Síndrome de Williams


Hasta las últimas décadas del siglo pasado, el diagnóstico de este trastorno estaba basado en los síntomas: como las anomalías y las características somáticas y de la personalidad que presentaban los afectados, pero posteriormente los análisis genéticos pudieron detectarlo con exactitud.

Este raro síndrome de origen genético, que se identificó recién hace veinte años, afecta a uno de cada veinte mil neonatos y consiste en la pérdida de alrededor de veinte genes del brazo largo del cromosoma siete.

Esta pérdida de genes ocurre durante la meiosis, o sea cuando la doble hélice del ADN de los padres se divide.

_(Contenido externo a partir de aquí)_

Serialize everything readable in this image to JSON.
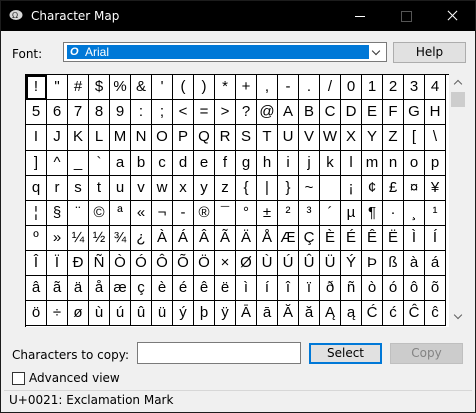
{
  "window": {
    "title": "Character Map",
    "icon": "character-map-app-icon"
  },
  "font": {
    "label": "Font:",
    "selected": "Arial",
    "font_icon": "opentype-font-icon"
  },
  "buttons": {
    "help": "Help",
    "select": "Select",
    "copy": "Copy"
  },
  "grid": {
    "selected_index": 0,
    "chars": [
      "!",
      "\"",
      "#",
      "$",
      "%",
      "&",
      "'",
      "(",
      ")",
      "*",
      "+",
      ",",
      "-",
      ".",
      "/",
      "0",
      "1",
      "2",
      "3",
      "4",
      "5",
      "6",
      "7",
      "8",
      "9",
      ":",
      ";",
      "<",
      "=",
      ">",
      "?",
      "@",
      "A",
      "B",
      "C",
      "D",
      "E",
      "F",
      "G",
      "H",
      "I",
      "J",
      "K",
      "L",
      "M",
      "N",
      "O",
      "P",
      "Q",
      "R",
      "S",
      "T",
      "U",
      "V",
      "W",
      "X",
      "Y",
      "Z",
      "[",
      "\\",
      "]",
      "^",
      "_",
      "`",
      "a",
      "b",
      "c",
      "d",
      "e",
      "f",
      "g",
      "h",
      "i",
      "j",
      "k",
      "l",
      "m",
      "n",
      "o",
      "p",
      "q",
      "r",
      "s",
      "t",
      "u",
      "v",
      "w",
      "x",
      "y",
      "z",
      "{",
      "|",
      "}",
      "~",
      "",
      "¡",
      "¢",
      "£",
      "¤",
      "¥",
      "¦",
      "§",
      "¨",
      "©",
      "ª",
      "«",
      "¬",
      "-",
      "®",
      "¯",
      "°",
      "±",
      "²",
      "³",
      "´",
      "µ",
      "¶",
      "·",
      "¸",
      "¹",
      "º",
      "»",
      "¼",
      "½",
      "¾",
      "¿",
      "À",
      "Á",
      "Â",
      "Ã",
      "Ä",
      "Å",
      "Æ",
      "Ç",
      "È",
      "É",
      "Ê",
      "Ë",
      "Ì",
      "Í",
      "Î",
      "Ï",
      "Ð",
      "Ñ",
      "Ò",
      "Ó",
      "Ô",
      "Õ",
      "Ö",
      "×",
      "Ø",
      "Ù",
      "Ú",
      "Û",
      "Ü",
      "Ý",
      "Þ",
      "ß",
      "à",
      "á",
      "â",
      "ã",
      "ä",
      "å",
      "æ",
      "ç",
      "è",
      "é",
      "ê",
      "ë",
      "ì",
      "í",
      "î",
      "ï",
      "ð",
      "ñ",
      "ò",
      "ó",
      "ô",
      "õ",
      "ö",
      "÷",
      "ø",
      "ù",
      "ú",
      "û",
      "ü",
      "ý",
      "þ",
      "ÿ",
      "Ā",
      "ā",
      "Ă",
      "ă",
      "Ą",
      "ą",
      "Ć",
      "ć",
      "Ĉ",
      "ĉ"
    ]
  },
  "copy": {
    "label": "Characters to copy:",
    "value": ""
  },
  "advanced": {
    "label": "Advanced view",
    "checked": false
  },
  "status": {
    "text": "U+0021: Exclamation Mark"
  }
}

Este trastorno afecta varias áreas del desarrollo, entre ellas la del crecimiento que no les permite crecer normalmente; la cognitiva, que les provoca un déficit del intelecto de leve a medio que les produce problemas de aprendizaje y dificultades con el pensamiento abstracto y con las habilidades especiales; también puede alterar el área motora y el funcionamiento cardíaco.

Investigaciones recientes muestran que en los individuos afectados por este síndrome, la amígdala, que es una pequeña zona del cerebro que se relaciona con las emociones y el temor, no se activa y no pueden reconocer las actitudes de hostilidad de otras personas, entendiendo cualquier expresión de los demás como amigable.

Quiere decir que estas personas no pueden discriminar el significado de los gestos y del lenguaje corporal de otros o del contexto, y aunque actúan con los extraños como si los conocieran, rara vez pueden hacer amistades, posiblemente por no tener reacciones predecibles.

Esta condición es fuente de frustración y tristeza para los afectados, pero para los investigadores es un ejemplo de cómo los genes influyen en la inteligencia y en la capacidad para establecer vínculos.

Los experimentos con animales permiten afirmar que un solo gen no determina una conducta sino que el que crea las estructuras y las funciones cerebrales es el conjunto del genoma individual; y una mínima diversidad puede favorecer determinadas habilidades y alterar el desarrollo de áreas del cerebro de las que dependen otras importantes funciones.

Meghan Finn, una joven norteamericana que ha llegado a ser una estrella de la música, contra las opiniones pesimistas de los médicos, tiene el síndrome de Williams.

Era un bebé que lloraba mucho en su cuna y dormía poco y que al crecer no fue capaz de comunicarse con sus padres.

Los médicos fueron determinantes, sufría de un retraso mental y pronosticaron que con el tiempo sufriría deformaciones físicas y faciales serias.

Sin embargo, su madre pudo observar, a medida que crecía, que su hija sentía una particular atracción por la música y cómo poco a poco iba revelando un precoz talento musical, que sería la compensación que la salvaría de su trastorno genético.

Meghan no lograba hacer sencillas operaciones matemáticas pero tenía gran habilidad musical y podía tocar el piano de oído.

Su físico no adquirió los temibles rasgos que vaticinaron sus médicos pero sí su aspecto muestra las características del síndrome de Williams: microcefalia, amplia frente, ojos separados, base de la nariz hundida, labios gruesos, mentón pequeño, cuello alargado y hombros caídos.

Meghan ya tiene treinta años y vive en un departamento en la residencia “Casa de Amma”, en San Juan de Capistrano, California, donde personas de su condición pueden llevar una vida independiente.

Tiene un presente próspero y un futuro promisorio, muy distinto del que le pronosticaron los médicos.

Este trastorno no es hereditario ni lo causan factores ambientales, psicosociales ni se produce como consecuencia del consumo de drogas; aún no se sabe qué es lo que lo origina.

Fuente: Investigación y Ciencia No.257, “Síndrome de Williams, Howard M. Lenhoff, Paul P. Wang, Frank Greenberg y Ursula Bellugi.